Machine learning in trading: theory, models, practice and algo-trading - page 394

 
elibrarius:
If you start something for a month - use an uninterrupted power supply for your computer, I once in 2 weeks of calculations cut off the light)))
And GPU version don't expect much, to rewrite the code seems to me longer and if the author has not done, it is unlikely that someone else will finish this task to the end.

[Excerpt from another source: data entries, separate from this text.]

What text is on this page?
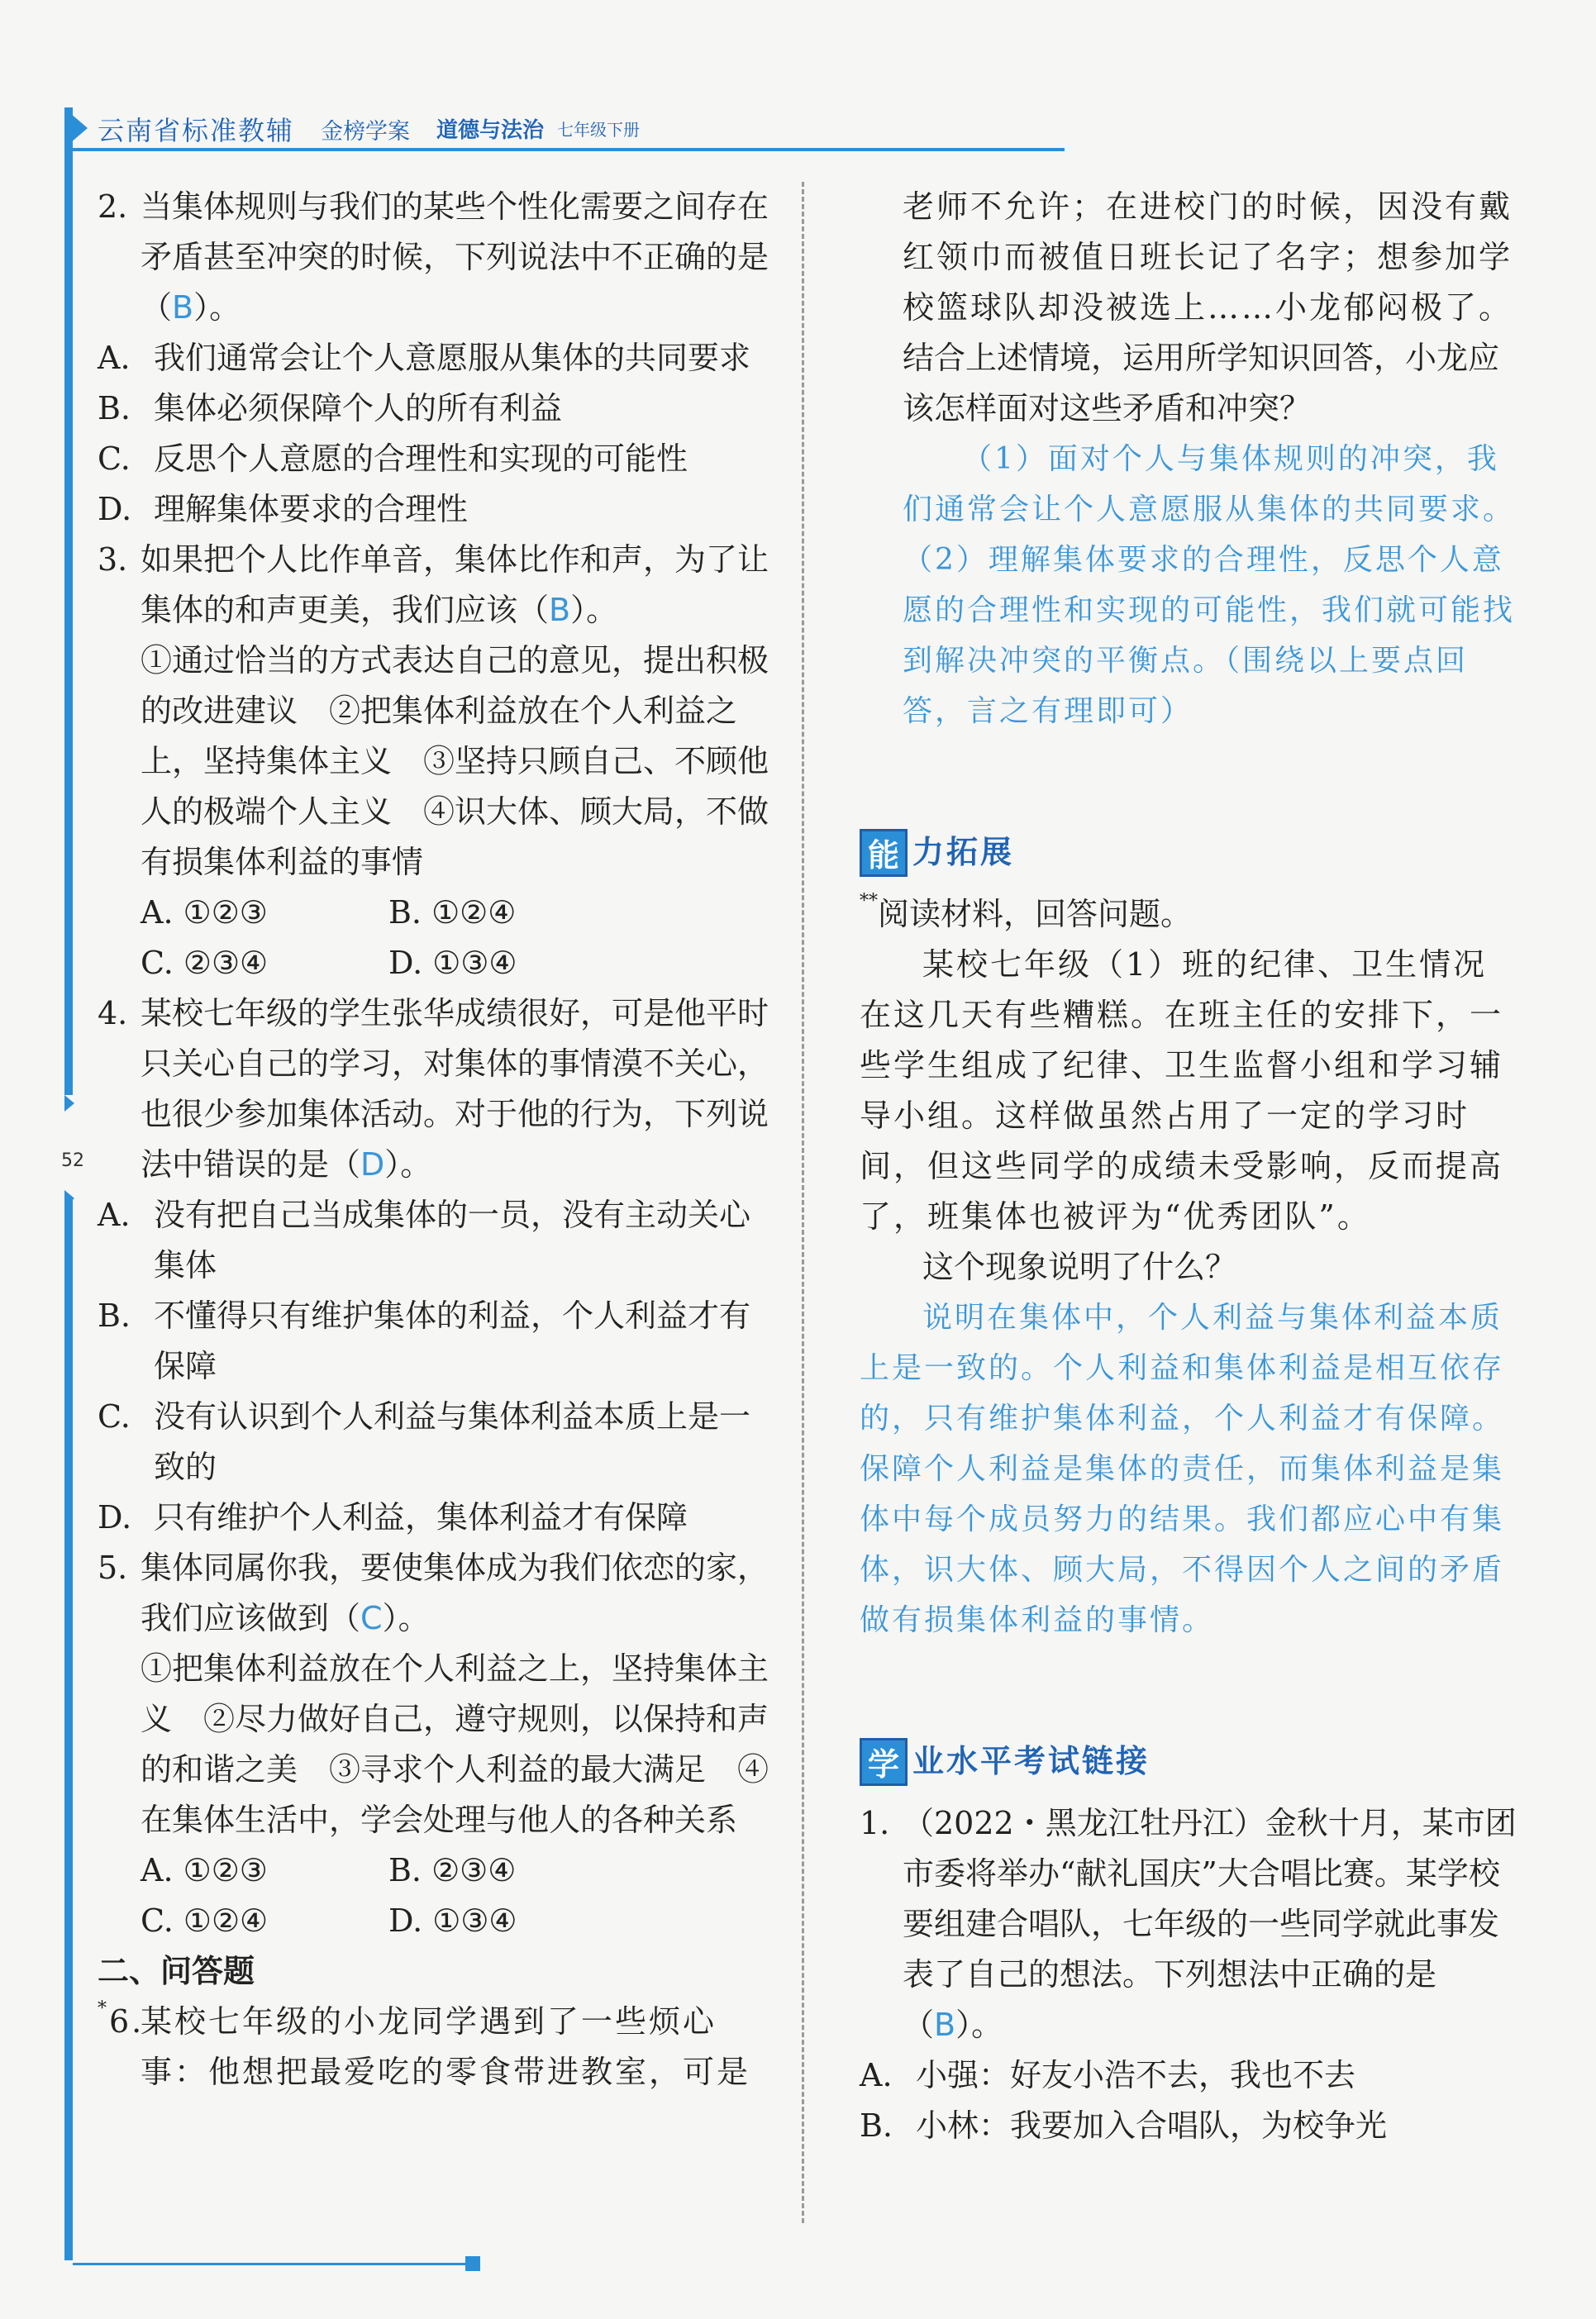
云南省标准教辅 金榜学案 道德与法治 七年级下册
52
2. 当集体规则与我们的某些个性化需要之间存在矛盾甚至冲突的时候，下列说法中不正确的是（B）。
A. 我们通常会让个人意愿服从集体的共同要求
B. 集体必须保障个人的所有利益
C. 反思个人意愿的合理性和实现的可能性
D. 理解集体要求的合理性
3. 如果把个人比作单音，集体比作和声，为了让集体的和声更美，我们应该（B）。
①通过恰当的方式表达自己的意见，提出积极的改进建议　②把集体利益放在个人利益之上，坚持集体主义　③坚持只顾自己、不顾他人的极端个人主义　④识大体、顾大局，不做有损集体利益的事情
A. ①②③	B. ①②④
C. ②③④	D. ①③④
4. 某校七年级的学生张华成绩很好，可是他平时只关心自己的学习，对集体的事情漠不关心，也很少参加集体活动。对于他的行为，下列说法中错误的是（D）。
A. 没有把自己当成集体的一员，没有主动关心集体
B. 不懂得只有维护集体的利益，个人利益才有保障
C. 没有认识到个人利益与集体利益本质上是一致的
D. 只有维护个人利益，集体利益才有保障
5. 集体同属你我，要使集体成为我们依恋的家，我们应该做到（C）。
①把集体利益放在个人利益之上，坚持集体主义　②尽力做好自己，遵守规则，以保持和声的和谐之美　③寻求个人利益的最大满足　④在集体生活中，学会处理与他人的各种关系
A. ①②③	B. ②③④
C. ①②④	D. ①③④
二、问答题
*6.
某校七年级的小龙同学遇到了一些烦心事：他想把最爱吃的零食带进教室，可是
老师不允许；在进校门的时候，因没有戴红领巾而被值日班长记了名字；想参加学校篮球队却没被选上……小龙郁闷极了。
结合上述情境，运用所学知识回答，小龙应该怎样面对这些矛盾和冲突？
（1）面对个人与集体规则的冲突，我们通常会让个人意愿服从集体的共同要求。（2）理解集体要求的合理性，反思个人意愿的合理性和实现的可能性，我们就可能找到解决冲突的平衡点。（围绕以上要点回答，言之有理即可）
能 力拓展
**阅读材料，回答问题。
某校七年级（1）班的纪律、卫生情况在这几天有些糟糕。在班主任的安排下，一些学生组成了纪律、卫生监督小组和学习辅导小组。这样做虽然占用了一定的学习时间，但这些同学的成绩未受影响，反而提高了，班集体也被评为“优秀团队”。
这个现象说明了什么？
说明在集体中，个人利益与集体利益本质上是一致的。个人利益和集体利益是相互依存的，只有维护集体利益，个人利益才有保障。保障个人利益是集体的责任，而集体利益是集体中每个成员努力的结果。我们都应心中有集体，识大体、顾大局，不得因个人之间的矛盾做有损集体利益的事情。
学 业水平考试链接
1. （2022・黑龙江牡丹江）金秋十月，某市团市委将举办“献礼国庆”大合唱比赛。某学校要组建合唱队，七年级的一些同学就此事发表了自己的想法。下列想法中正确的是（B）。
A. 小强：好友小浩不去，我也不去
B. 小林：我要加入合唱队，为校争光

Well, the author paralleled everything, now you just need to run it. I started it for 3 days and got a model with 9 inputs, which is a record to be honest. I don't really want to optimize it for so long. But as they say. The market demands it. Therefore, looking for power, if anyone is able to optimize dataset on the optimizer, and even on the cores as 20-30, I would be very grateful.
 

Mihail Marchukajtes:

Learning days, weeks

Apparently your algorithm is not optimal, on such small datasets you can safely use bruteforcing algorithms such as Knn, which are quasi-optimal, if the algorithm runs slower than Knn it's probably a bad ML algorithm or poorly configured. On such a dataset, the whole cycle of training and running the whole set should not take more than a second.
 
pantural:
Apparently your algorithm is not optimal, on such small datasets, you can safely use bruteforcing algorithms such as Knn, which are quasi-optimal, if the algorithm runs slower than Knn it is probably a bad ML algorithm or poorly configured. On such a dataset, the whole training cycle and run of the whole set shouldn't take more than a second.

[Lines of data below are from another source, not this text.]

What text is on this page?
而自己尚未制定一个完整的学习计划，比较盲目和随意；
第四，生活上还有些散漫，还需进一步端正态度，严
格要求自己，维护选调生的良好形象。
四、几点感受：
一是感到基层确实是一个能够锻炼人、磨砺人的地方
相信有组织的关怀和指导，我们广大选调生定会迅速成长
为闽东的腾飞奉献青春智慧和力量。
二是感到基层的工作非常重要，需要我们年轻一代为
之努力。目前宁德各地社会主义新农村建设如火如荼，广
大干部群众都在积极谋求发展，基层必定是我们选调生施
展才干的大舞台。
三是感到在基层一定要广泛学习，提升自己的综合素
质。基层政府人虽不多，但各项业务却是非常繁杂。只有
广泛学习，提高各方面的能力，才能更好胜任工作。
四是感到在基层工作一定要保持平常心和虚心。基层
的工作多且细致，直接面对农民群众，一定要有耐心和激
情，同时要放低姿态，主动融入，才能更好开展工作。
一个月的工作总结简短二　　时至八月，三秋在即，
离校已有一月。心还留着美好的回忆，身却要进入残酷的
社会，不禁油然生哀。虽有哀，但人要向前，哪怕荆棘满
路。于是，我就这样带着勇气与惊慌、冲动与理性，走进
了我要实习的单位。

I explained above. 100 splits each split is trained 1000 epochs, etc. You're just fixated on a single training of a neuron, while the essence of optimizer is to calculate dataset so that there would be no questions about its suitability. I.e. it twists this file up and down figuratively, and you keep comparing it to a single training of a single neuron. IMHO. It is essentially a system of AI, in which in addition to training a neuron, there are all sorts of optimization and preprocessing, and the training itself runs hundreds of times. If anything....
 
Mihail Marchukajtes:

I explained above. 100 splits, each split is trained in 1000 epochs, etc. You're just fixated on a single neuron training, while the essence of optimizer is to calculate dataset so that there is no question about its suitability. I.e. it twists this file up and down figuratively, and you keep comparing it to a single training of a single neuron. IMHO. It is essentially a system of AI, in which in addition to training a neuron, there are all sorts of optimization and preprocessing, and the training itself runs hundreds of times. If anything....
Yes I am against all this training, but your unit is exactly what a dunce invented, even I understand it.
 
elibrarius:
MLP is guessing 95% of the time... I don't think you're doing the right bike) No offense.

You have a mistake.
The very first column in the table is the row number, and you can't use that column in prediction, but it's only required for jPrediction for some reason.

The target is distributed so that the first half of the lines is class 0, and the second half of the lines is class 1. So the neuronka just remembers that if the line number is less than 228 it's class 0, otherwise it's class 1.

 
Dr. Trader:

You have a mistake.
The very first column in the table is the row number, and you can't use this column in prediction, but it's required only for jPrediction for some reason.

The target is distributed so that the first half of the lines is class 0, and the second half of the lines is class 1. So the neuronics just remembers that if the line number is less than 228 then it's class 0, otherwise it's class 1.

And by the way, yes. Didn't notice that it's just a number.

Without it Inputs to keep: 4,50,53,59,61,64,92,98,101,104,

Average error in the training (60.0%) plot =0.269 (26.9%) nLearns=2 NGrad=7376 NHess=0 NCholesky=0 codResp=2
Mean error on validation (20.0%) plot =0.864 (86.4%) nLearns=2 NGrad=7376 NHess=0 NCholesky=0 codResp=2
Average error on test (20.0%) plot =0.885 (88.5%) nLearns=2 NGrad=7376 NHess=0 NCholesky=0 codResp=2

Clearly overtraining. So, we have to make some other sifting of inputs.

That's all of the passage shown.